Dr Stuart McGill is the authority on low back pain.
From his scientific research he recommends essential exercise to undertake daily. In particular there are "3 non negotiable exercises"
He has also proven which common exercises to avoid because of their damaging effect.
Piloga Fit is based on this "New Science of a Healthy Back".
You will learn the evidence based exercises that are now part of the training in The American and Canadian armed forces.
Roll downs and sit ups have been replaced. The NHS is now recommending that keeping the natural curve in the lumbar spine is essential during movements.
You may like to preview Stuart McGill on YouTube and consider buying one of his 3 books that inform the PilogaFit exercise classes.
Useless jab for back pain costs NHS £40m a year
Chris Smyth, Health Editor
April 9 2018
The Times
"Patients with chronic back pain are being given risky procedures and addictive painkillers, experts say.
Tens of thousands of patients every year are being given a useless back pain injection, costing the NHS almost £40 million despite doctors
being told to stop using it, The Times can reveal.
Health service bosses promised yesterday to crack down on pointless treatment for back pain, with senior surgeons estimating that needless surgery, scans and injections waste up to £180 million a year.
Back pain is Britain’s leading cause of disability, with millions suffering from it at some point. Patients demand a “quick fix” and doctors are reluctant to tell them that there are no good treatments for chronic back pain apart from staying active and psychological therapy, experts say. A report in The Lancet last month said that it was routinely badly treated, with patients being given risky procedures and addictive painkillers that do them no good.
Analysis of NHS data for The Times has found that patients had 70,608 injections of steroids into facet joints last year, up from 62,570
five years ago, despite guidelines in 2009 and 2016 from the National Institute for Health and Care Excellence (Nice) that the £540 procedure should not be done.
“We’ve had two sets of guidelines saying ‘don’t do it’ but it continues to go up,” Martin Underwood of Warwick University, one of the authors of the Lancet series, said. “If you are doing this then you are denying people the opportunity of treatments that we think do work . . . It may be slowing up their recovery by keeping them away from active things.”
The data also show 8,044 operations to fuse spinal bones together, up from 7,224 in 2012-13. The surgery can help some patients with
specific conditions or with serious injuries but should not be performed for back pain. “It should be an order of magnitude less,” Professor Underwood said. “The average benefit to surgery is modest
at best and there are serious harms.”
Mike Hutton, a consultant surgeon who leads an NHS project to help spinal units to improve, said that surgery was essential for some conditions. He added, however: “I would totally agree that if you have back pain and a specific cause is not clear, surgery is not the way forward yet some surgeons do undertake that surgery . . . Operating on back pain thought to be arising from facet joints or discs is not a good operation and probably costs the taxpayer a lot of money.”
Mr Hutton said that the number of injections was “far too high”, adding: “Sometimes the clinician may be using this as a way of getting someone out the door if they have nothing else to offer.”
He added: “Patient expectations have become very, very high. I understand why. There’s a perception that we should be able to cure everything and sometimes we just can’t . . . We all want that quick fix. But I wouldn’t want an operation on my spine unless it had a good percentage chance of helping my symptoms with relatively low risk.”

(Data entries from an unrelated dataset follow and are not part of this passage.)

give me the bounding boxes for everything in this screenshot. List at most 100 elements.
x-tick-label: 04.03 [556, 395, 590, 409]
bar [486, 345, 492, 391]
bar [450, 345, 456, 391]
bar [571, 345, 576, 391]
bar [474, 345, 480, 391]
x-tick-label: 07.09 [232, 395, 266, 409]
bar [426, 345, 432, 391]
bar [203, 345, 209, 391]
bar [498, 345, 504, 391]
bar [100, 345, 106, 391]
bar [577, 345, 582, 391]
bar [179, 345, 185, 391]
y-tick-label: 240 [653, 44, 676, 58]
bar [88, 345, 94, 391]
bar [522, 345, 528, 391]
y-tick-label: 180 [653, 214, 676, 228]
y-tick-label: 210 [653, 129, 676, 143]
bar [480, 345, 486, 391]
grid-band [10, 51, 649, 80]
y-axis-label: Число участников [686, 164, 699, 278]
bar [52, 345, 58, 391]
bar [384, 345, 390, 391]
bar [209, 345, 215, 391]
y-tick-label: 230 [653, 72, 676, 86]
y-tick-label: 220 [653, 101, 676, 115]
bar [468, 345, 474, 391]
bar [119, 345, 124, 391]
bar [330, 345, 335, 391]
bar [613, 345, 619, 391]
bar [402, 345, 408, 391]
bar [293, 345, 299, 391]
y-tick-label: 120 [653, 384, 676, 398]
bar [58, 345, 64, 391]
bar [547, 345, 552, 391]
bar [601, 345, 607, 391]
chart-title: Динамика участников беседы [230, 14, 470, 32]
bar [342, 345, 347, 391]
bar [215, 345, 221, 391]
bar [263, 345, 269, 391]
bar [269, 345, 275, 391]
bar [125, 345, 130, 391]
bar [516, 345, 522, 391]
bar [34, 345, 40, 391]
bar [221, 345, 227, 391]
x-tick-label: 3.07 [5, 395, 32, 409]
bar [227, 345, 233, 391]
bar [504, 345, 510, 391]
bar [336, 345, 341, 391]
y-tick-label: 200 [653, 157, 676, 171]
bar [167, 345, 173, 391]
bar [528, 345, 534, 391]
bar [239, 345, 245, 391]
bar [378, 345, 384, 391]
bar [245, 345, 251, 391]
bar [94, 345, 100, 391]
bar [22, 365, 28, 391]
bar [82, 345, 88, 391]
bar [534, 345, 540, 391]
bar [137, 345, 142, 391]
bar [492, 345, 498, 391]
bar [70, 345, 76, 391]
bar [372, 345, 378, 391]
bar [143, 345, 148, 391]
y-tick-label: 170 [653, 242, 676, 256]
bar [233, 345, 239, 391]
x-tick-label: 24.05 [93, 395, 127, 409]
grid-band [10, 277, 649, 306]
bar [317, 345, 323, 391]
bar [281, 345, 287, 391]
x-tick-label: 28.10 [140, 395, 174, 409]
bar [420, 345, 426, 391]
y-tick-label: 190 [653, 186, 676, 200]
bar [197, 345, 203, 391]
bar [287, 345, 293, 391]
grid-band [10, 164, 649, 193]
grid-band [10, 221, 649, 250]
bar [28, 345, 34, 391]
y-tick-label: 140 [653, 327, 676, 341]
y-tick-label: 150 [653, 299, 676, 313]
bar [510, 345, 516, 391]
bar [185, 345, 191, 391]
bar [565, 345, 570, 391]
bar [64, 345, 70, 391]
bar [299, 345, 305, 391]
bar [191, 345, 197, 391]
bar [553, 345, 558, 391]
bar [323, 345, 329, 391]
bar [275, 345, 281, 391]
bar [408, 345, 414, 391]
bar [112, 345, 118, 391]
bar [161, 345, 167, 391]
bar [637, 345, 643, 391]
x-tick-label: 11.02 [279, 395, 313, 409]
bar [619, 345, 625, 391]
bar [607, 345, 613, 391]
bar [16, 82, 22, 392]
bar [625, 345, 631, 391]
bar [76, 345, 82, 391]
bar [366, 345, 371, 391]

He said that his project had found “if you present to your GP with back pain the variation in what happens is huge. Some people are following the national back and radicular pain pathway [but] in some cases the first person a patient may see after their GP is a spinal surgeon.”
There were also 10,906 “radio-frequency denervations” to burn away troublesome nerves, up from 9,023 in 2012-13. Nice says that the procedure should be a last resort.
Guidelines by the UK Spine Societies Board, which brings together senior spinal surgeons, estimates that savings of up to £180 million could be made by better treatment that cuts down on operations, injections and scans.
Mr Hutton said that the intensive physical and psychological rehabilitation programmes that had been shown to work were often unavailable. “Let’s do fewer facet joint injections and use the money we save to set up functional rehabilitation programmes across the country,” he said.
Rahul Seewal, a consultant in pain medicine, said “a big whack of steroids” might make people feel better briefly but would not solve the problem. He added that doctors had “a very basic and inaccurate understanding of treating chronic pain and how it differs from acute pain or cancer pain”, preferring invasive treatments to social or psychological approaches. “If someone is trained for 15 years to strike a hammer on a nail, he/she will find a nail to strike,” he said.
Julie Wood, chief executive of NHS Clinical Commissioners, which represents bodies that fund care locally, said: “The NHS spends a significant amount on a range of interventions, like injections to the lower back, which Nice suggests do not benefit many patients and should not routinely be carried out. NHSCC is in discussion with NHS England, professional groups and the medical royal colleges about getting a national, professionally led approach . . . to focus on these sort of interventions to secure maximum value for every NHS pound we spend.”